The Broadway phenomenon about Alexander Hamilton and a group of colonial rebels got political post-curtain call after a performance ran on Friday night. As Vice President-elect Mike Pence attended this Hamilton showing, the cast used his presence as a way to make a bold and hopeful statement. After the show closed, Brandon Victor Dixon — the actor who plays Aaron Burr — addressed Pence and thanked him for attending. He even encouraged the audience to take out their phones, so the message could spread. “We hope that you will hear us out," he began.
Dixon, with the cast of Hamilton holding hands behind him, used this rare moment as an opportunity — an opportunity to stress the need for Pence and President-elect Donald Trump to work "on behalf" of all Americans. Even, and especially, the "diverse," "alarmed," and "anxious" Americans, like the self-described ones on the Hamilton stage.
“We, sir — we — are the diverse America who are alarmed and anxious that your new administration will not protect us, our planet, our children, our parents, or defend us and uphold our inalienable rights," Dixon said. “We truly hope that this show has inspired you to uphold our American values and to work on behalf all of us.”
He wrapped up by noting, "We truly thank you for sharing this show — this wonderful American story told by a diverse group of men, women, of different colors, creeds, and orientation."
The politics of this particular Broadway production (namely its diverse cast and celebration of immigrants) oppose the severe comments Trump and Pence have shared during — and even before — their campaign. As governor of Indiana, Pence pushed for certain anti-LGBT policies, including a policy that sought to defund HIV/AIDS programs. The current lead of Hamilton — Javier Muñoz — is both openly gay and openly HIV positive.

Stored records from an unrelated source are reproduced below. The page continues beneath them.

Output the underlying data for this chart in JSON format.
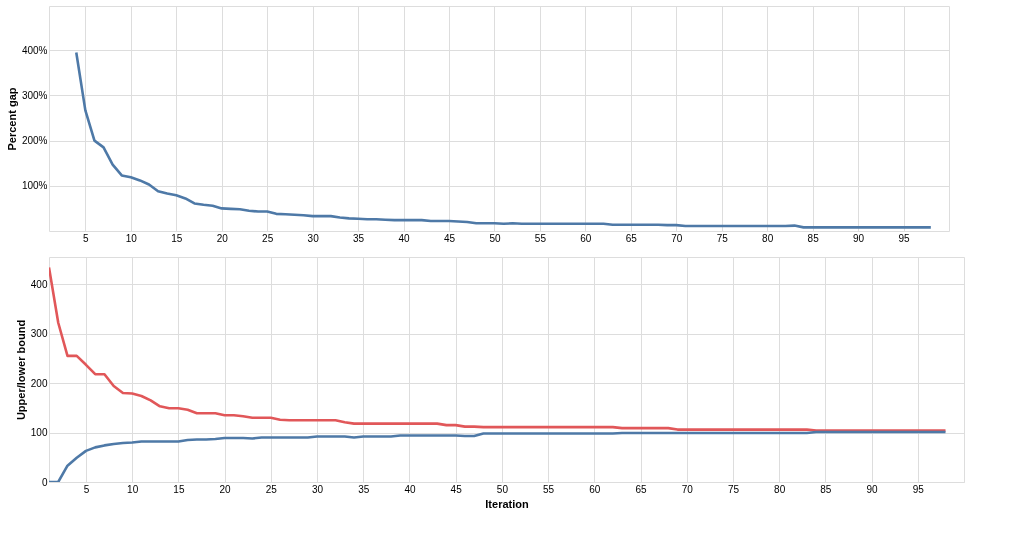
{
  "chart_data": [
    {
      "type": "line",
      "ylabel": "Percent gap",
      "grid": true,
      "line_style": "solid",
      "xlim": [
        1,
        100
      ],
      "xticks": [
        5,
        10,
        15,
        20,
        25,
        30,
        35,
        40,
        45,
        50,
        55,
        60,
        65,
        70,
        75,
        80,
        85,
        90,
        95
      ],
      "ylim": [
        0,
        498
      ],
      "yticks": [
        {
          "value": 100,
          "label": "100%"
        },
        {
          "value": 200,
          "label": "200%"
        },
        {
          "value": 300,
          "label": "300%"
        },
        {
          "value": 400,
          "label": "400%"
        }
      ],
      "x": [
        4,
        5,
        6,
        7,
        8,
        9,
        10,
        11,
        12,
        13,
        14,
        15,
        16,
        17,
        18,
        19,
        20,
        21,
        22,
        23,
        24,
        25,
        26,
        27,
        28,
        29,
        30,
        31,
        32,
        33,
        34,
        35,
        36,
        37,
        38,
        39,
        40,
        41,
        42,
        43,
        44,
        45,
        46,
        47,
        48,
        49,
        50,
        51,
        52,
        53,
        54,
        55,
        56,
        57,
        58,
        59,
        60,
        61,
        62,
        63,
        64,
        65,
        66,
        67,
        68,
        69,
        70,
        71,
        72,
        73,
        74,
        75,
        76,
        77,
        78,
        79,
        80,
        81,
        82,
        83,
        84,
        85,
        86,
        87,
        88,
        89,
        90,
        91,
        92,
        93,
        94,
        95,
        96,
        97,
        98
      ],
      "series": [
        {
          "color": "#4e79a7",
          "values": [
            395,
            267,
            200,
            185,
            147,
            123,
            119,
            112,
            103,
            88,
            83,
            79,
            72,
            61,
            58,
            56,
            50,
            49,
            48,
            45,
            43,
            43,
            38,
            37,
            36,
            35,
            33,
            33,
            33,
            30,
            28,
            27,
            26,
            26,
            25,
            24,
            24,
            24,
            24,
            22,
            22,
            22,
            21,
            20,
            17,
            17,
            17,
            16,
            17,
            16,
            16,
            16,
            16,
            16,
            16,
            16,
            16,
            16,
            16,
            14,
            14,
            14,
            14,
            14,
            14,
            13,
            13,
            11,
            11,
            11,
            11,
            11,
            11,
            11,
            11,
            11,
            11,
            11,
            11,
            12,
            8,
            8,
            8,
            8,
            8,
            8,
            8,
            8,
            8,
            8,
            8,
            8,
            8,
            8,
            8
          ]
        }
      ]
    },
    {
      "type": "line",
      "xlabel": "Iteration",
      "ylabel": "Upper/lower bound",
      "grid": true,
      "line_style": "solid",
      "xlim": [
        1,
        100
      ],
      "xticks": [
        5,
        10,
        15,
        20,
        25,
        30,
        35,
        40,
        45,
        50,
        55,
        60,
        65,
        70,
        75,
        80,
        85,
        90,
        95
      ],
      "ylim": [
        0,
        455
      ],
      "yticks": [
        0,
        100,
        200,
        300,
        400
      ],
      "x": [
        1,
        2,
        3,
        4,
        5,
        6,
        7,
        8,
        9,
        10,
        11,
        12,
        13,
        14,
        15,
        16,
        17,
        18,
        19,
        20,
        21,
        22,
        23,
        24,
        25,
        26,
        27,
        28,
        29,
        30,
        31,
        32,
        33,
        34,
        35,
        36,
        37,
        38,
        39,
        40,
        41,
        42,
        43,
        44,
        45,
        46,
        47,
        48,
        49,
        50,
        51,
        52,
        53,
        54,
        55,
        56,
        57,
        58,
        59,
        60,
        61,
        62,
        63,
        64,
        65,
        66,
        67,
        68,
        69,
        70,
        71,
        72,
        73,
        74,
        75,
        76,
        77,
        78,
        79,
        80,
        81,
        82,
        83,
        84,
        85,
        86,
        87,
        88,
        89,
        90,
        91,
        92,
        93,
        94,
        95,
        96,
        97,
        98
      ],
      "series": [
        {
          "color": "#e15759",
          "values": [
            434,
            322,
            255,
            255,
            237,
            218,
            218,
            194,
            180,
            179,
            174,
            165,
            153,
            149,
            149,
            146,
            139,
            139,
            139,
            135,
            135,
            133,
            130,
            130,
            130,
            126,
            125,
            125,
            125,
            125,
            125,
            125,
            121,
            118,
            118,
            118,
            118,
            118,
            118,
            118,
            118,
            118,
            118,
            115,
            115,
            112,
            112,
            111,
            111,
            111,
            111,
            111,
            111,
            111,
            111,
            111,
            111,
            111,
            111,
            111,
            111,
            111,
            109,
            109,
            109,
            109,
            109,
            109,
            106,
            106,
            106,
            106,
            106,
            106,
            106,
            106,
            106,
            106,
            106,
            106,
            106,
            106,
            106,
            104,
            104,
            104,
            104,
            104,
            104,
            104,
            104,
            104,
            104,
            104,
            104,
            104,
            104,
            104
          ]
        },
        {
          "color": "#4e79a7",
          "values": [
            0,
            0,
            33,
            49,
            63,
            70,
            74,
            77,
            79,
            80,
            82,
            82,
            82,
            82,
            82,
            85,
            86,
            86,
            87,
            89,
            89,
            89,
            88,
            90,
            90,
            90,
            90,
            90,
            90,
            92,
            92,
            92,
            92,
            90,
            92,
            92,
            92,
            92,
            94,
            94,
            94,
            94,
            94,
            94,
            94,
            93,
            93,
            98,
            98,
            98,
            98,
            98,
            98,
            98,
            98,
            98,
            98,
            98,
            98,
            98,
            98,
            98,
            99,
            99,
            99,
            99,
            99,
            99,
            99,
            99,
            99,
            99,
            99,
            99,
            99,
            99,
            99,
            99,
            99,
            99,
            99,
            99,
            99,
            101,
            101,
            101,
            101,
            101,
            101,
            101,
            101,
            101,
            101,
            101,
            101,
            101,
            101,
            101
          ]
        }
      ]
    }
  ]
}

After Dixon's powerful message, the crowd cheered. Pence hasn't responded to the remarks yet, but President-elect Trump shared his feelings about them on Twitter.

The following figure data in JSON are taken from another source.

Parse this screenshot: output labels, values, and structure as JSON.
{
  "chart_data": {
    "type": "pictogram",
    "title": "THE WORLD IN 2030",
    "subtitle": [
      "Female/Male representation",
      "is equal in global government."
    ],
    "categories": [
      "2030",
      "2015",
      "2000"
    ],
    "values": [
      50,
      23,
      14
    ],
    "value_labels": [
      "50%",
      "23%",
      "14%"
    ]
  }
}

Hamilton has been revered for its of inclusivity, diversity, and positive portrayal of immigrants. So when King George III, played by Rory O’Malley, reportedly sang the lines "What comes next? When your people say they hate you?" directly at Pence, it should come as no surprise that he had to stop for a standing ovation.
Creator of the show, Lin-Manuel Miranda, said in June, "Hamilton is a story very deliberately told to reflect what America looks like right now." After this message on Friday night, those words ring louder than ever. Let's just hope both Trump and Pence were listening.